As written in stories, it was this place which associated the Shirley’s to a number of Missouri-born criminals, including the Younger brothers and Jesse James. May also knew James and the Younger boys from before as she grew up with them in Missouri. Local Confederate sympathizers called May’s brother, Captain Shirley. After the Civil War, the Reed family also moved to Scyene and in 1866 May Shirley married Jim Reed. She ran away with Reed and became his common-law wife. They resided in California for some time where their son Edward was born, soon after, they moved to Texas where she fashioned herself as the “bandit queen”.

She used to dress up in either buckskin and moccasins, or velvet and feathers. In 1874, John Reed was killed after his astonishing holdup of the Austin–San Antonio stage. Belle Shirley was considered as an accessory in this case, though not a direct participant. For a time being, Shirley managed a livery stable and continued to have unpleasant connections, both professional and personal.

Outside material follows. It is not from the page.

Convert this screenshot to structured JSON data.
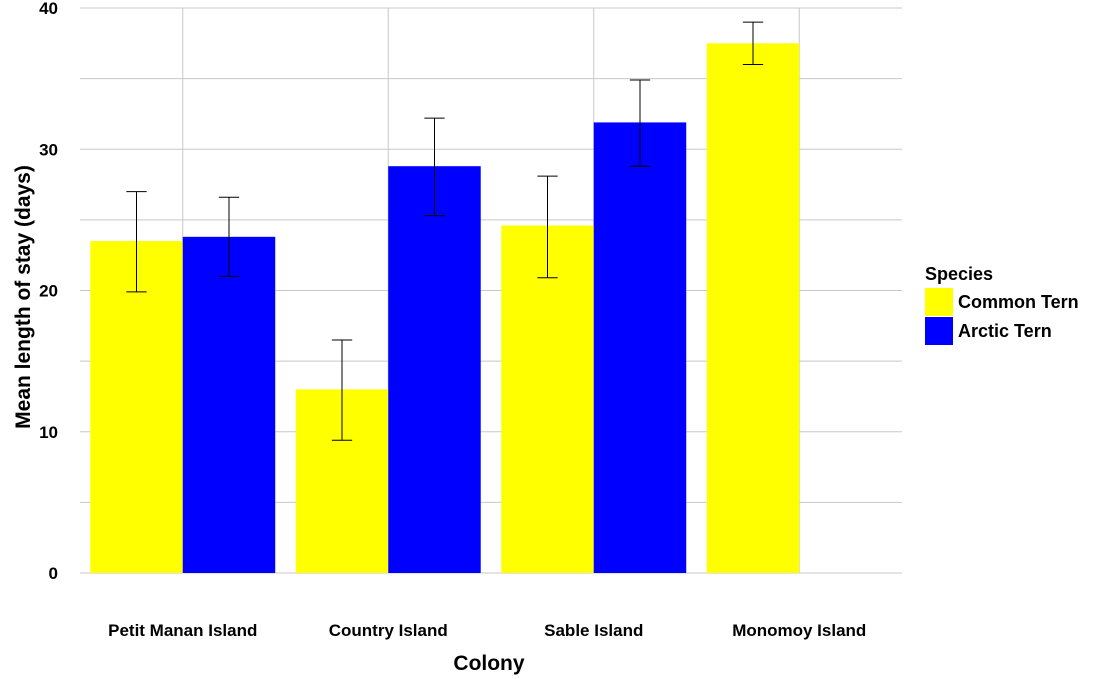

Shirley then shifted to Oklahoma Territory where she met Sam Starr, a friend of Jesse James and the Youngers. She later married him in the year 1880. They resided on a ranch on the Canadian River, which was renamed Younger’s Bend and was also used as a hiding spot for all the outlaws. Her reputation grew to be such that she was known as a part of a gang that preyed on ranchers, travellers and cowboys.

In 1883, Belle Star and her husband Sam were both indicted for stealing horses and served 9 months in the federal penitentiary in Detroit. Belle Star was indicted three more times in the following years. In the year 1887, Sam Starr was killed in a gunfight and Belle found a new lover to settle with after Sam’s death. In 1889, Belle Starr was shot in the back and died instantly. There were many possible suspects for her murder, including her own son Edward as well as the neighbors. However, the murderer was not identified. Her grave is at the Younger’s Bend, and on her gravestone there is a bell and a star. The biography of Belle Starr was published by Richard K. Fox after her death. Richard was the publisher of National Police Gazette. He portrayed Belle to be the beautiful girl of Old Southern heritage who chose the criminal path in order to avenge the death of her brother.